As Assoc. Prof. Edita Stonkutė, the leader of the joint Polish-Lithuanian project in Lithuania, notes, no less interesting is where it was detected.
“Most microlensing effects are recorded at the densest part of the galaxy – in its centre and disk. However, we managed to find this microlensing phenomenon quite far from the centre, in the so-called galactic halo. This is only the third planet in observational history to be discovered so far from the Galactic bulge,” states the researcher.
A Promising Search Method
The very first planet orbiting a star was discovered exactly three decades ago, in 1995. Since then, nearly 6,000 more have been confirmed. Nevertheless, this science is still considered relatively young, and astronomers are constantly expanding their knowledge about what planets and their systems might look like.
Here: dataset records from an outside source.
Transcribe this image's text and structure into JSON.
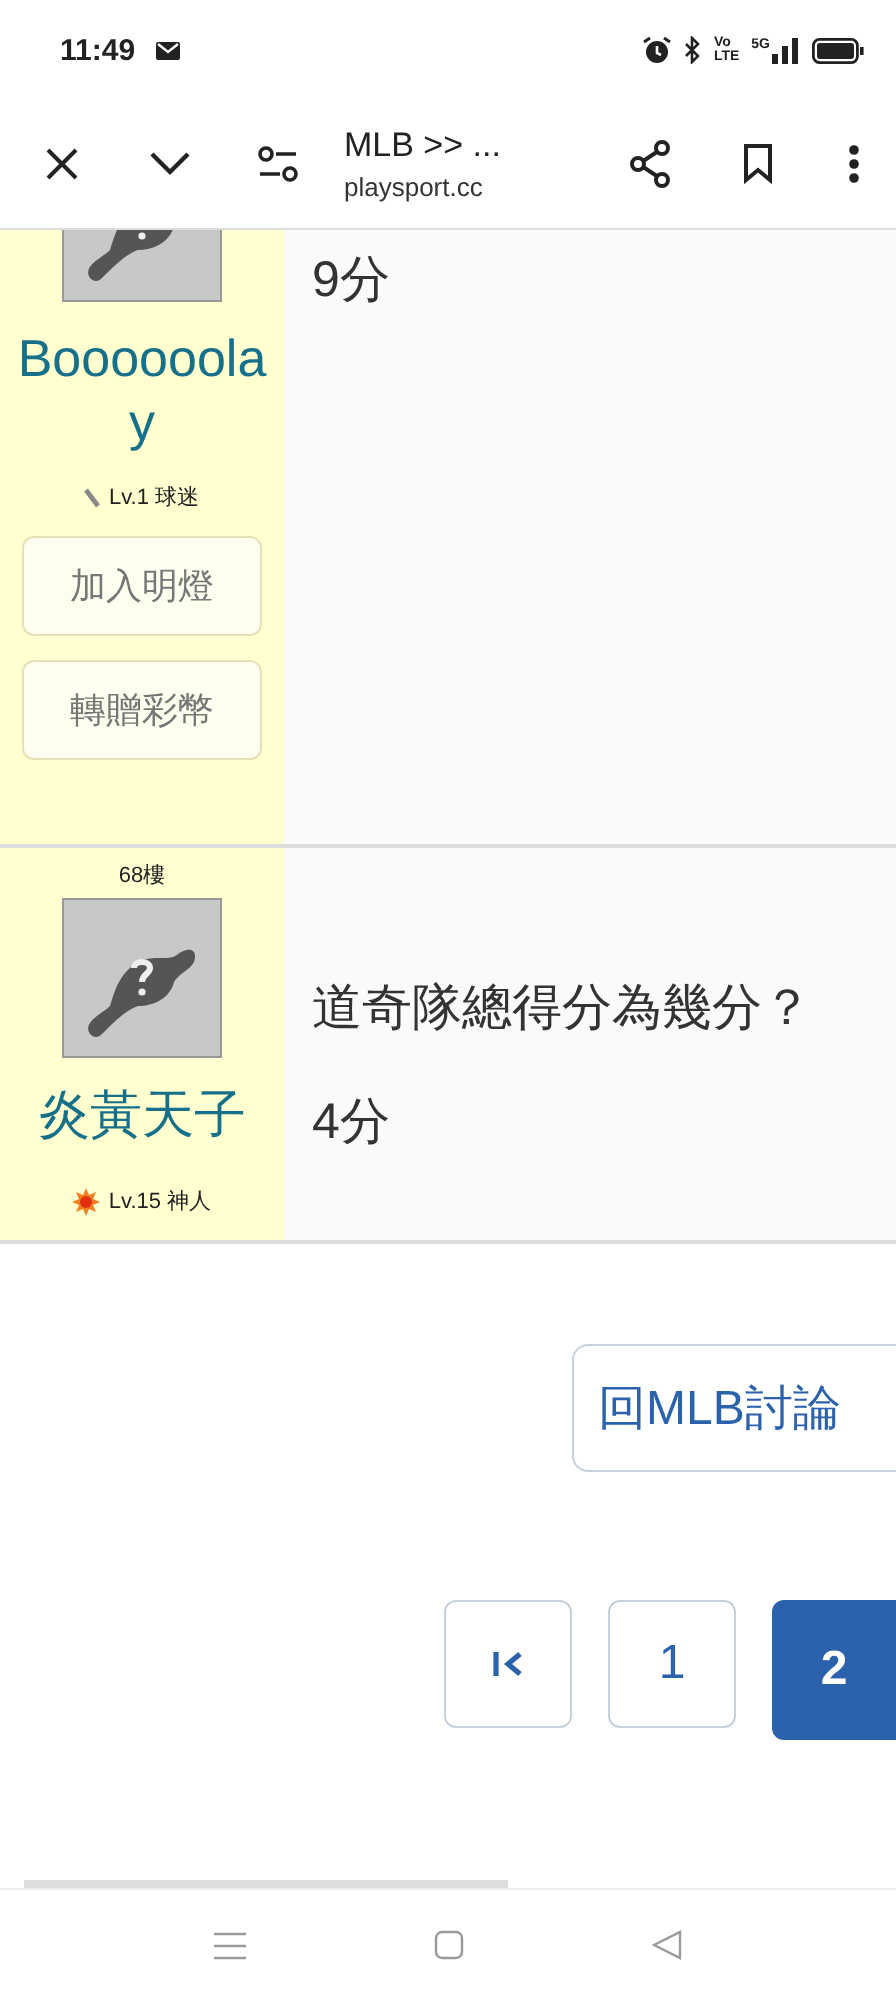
{
  "status_bar": {
    "time": "11:49",
    "volte": [
      "Vo",
      "LTE"
    ],
    "network": "5G"
  },
  "browser_toolbar": {
    "title": "MLB >> ...",
    "url": "playsport.cc"
  },
  "posts": [
    {
      "cut_top": true,
      "username": [
        "Boooooola",
        "y"
      ],
      "kind": "pen",
      "level": "Lv.1 球迷",
      "buttons": [
        "加入明燈",
        "轉贈彩幣"
      ],
      "lines": [
        "9分"
      ]
    },
    {
      "floor": "68樓",
      "cut_top": false,
      "username": [
        "炎黃天子"
      ],
      "kind": "sun",
      "level": "Lv.15 神人",
      "lines": [
        "道奇隊總得分為幾分？",
        "4分"
      ]
    }
  ],
  "back_button": "回MLB討論",
  "pagination": [
    {
      "label": "1",
      "selected": false
    },
    {
      "label": "2",
      "selected": true
    }
  ]
}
“When the first planet around a sun-like star was discovered, there was a great surprise that this Jupiter-type planet was so close to its star. As data accumulated, we learned that many types of planetary systems are completely unlike ours – the Solar System. We’ve had to rethink planetary formation models more than once,” explains Assoc. Prof. E. Stonkutė.
The microlensing method is promising because it allows the detection of what is unexpected or even invisible. Dr M. Maskoliūnas reminds us that if we were to add up all the visible mass of the Milky Way, we would obtain, at best, one-tenth of the total mass. In other words, the remaining 90 percent is still invisible to us. Microlensing enables us to unveil this mystery partially.
“What fascinates me about this method is that it can detect those invisible bodies. Other methods work like selective receivers, which, as if with a magnifying glass, focus on a specific cosmic zone that interests you. But in this case, you’re essentially measuring shadows. A very simplified comparison – you’re measuring the duration of some moving object’s shadow. Imagine a bird flying past you. You don’t see the bird itself and don’t know what colour it is – only its shadow. But from it, you can, with some level of probability, determine whether it was a sparrow or a swan and at what distance from us. It’s an incredibly intriguing process,” says the scientist.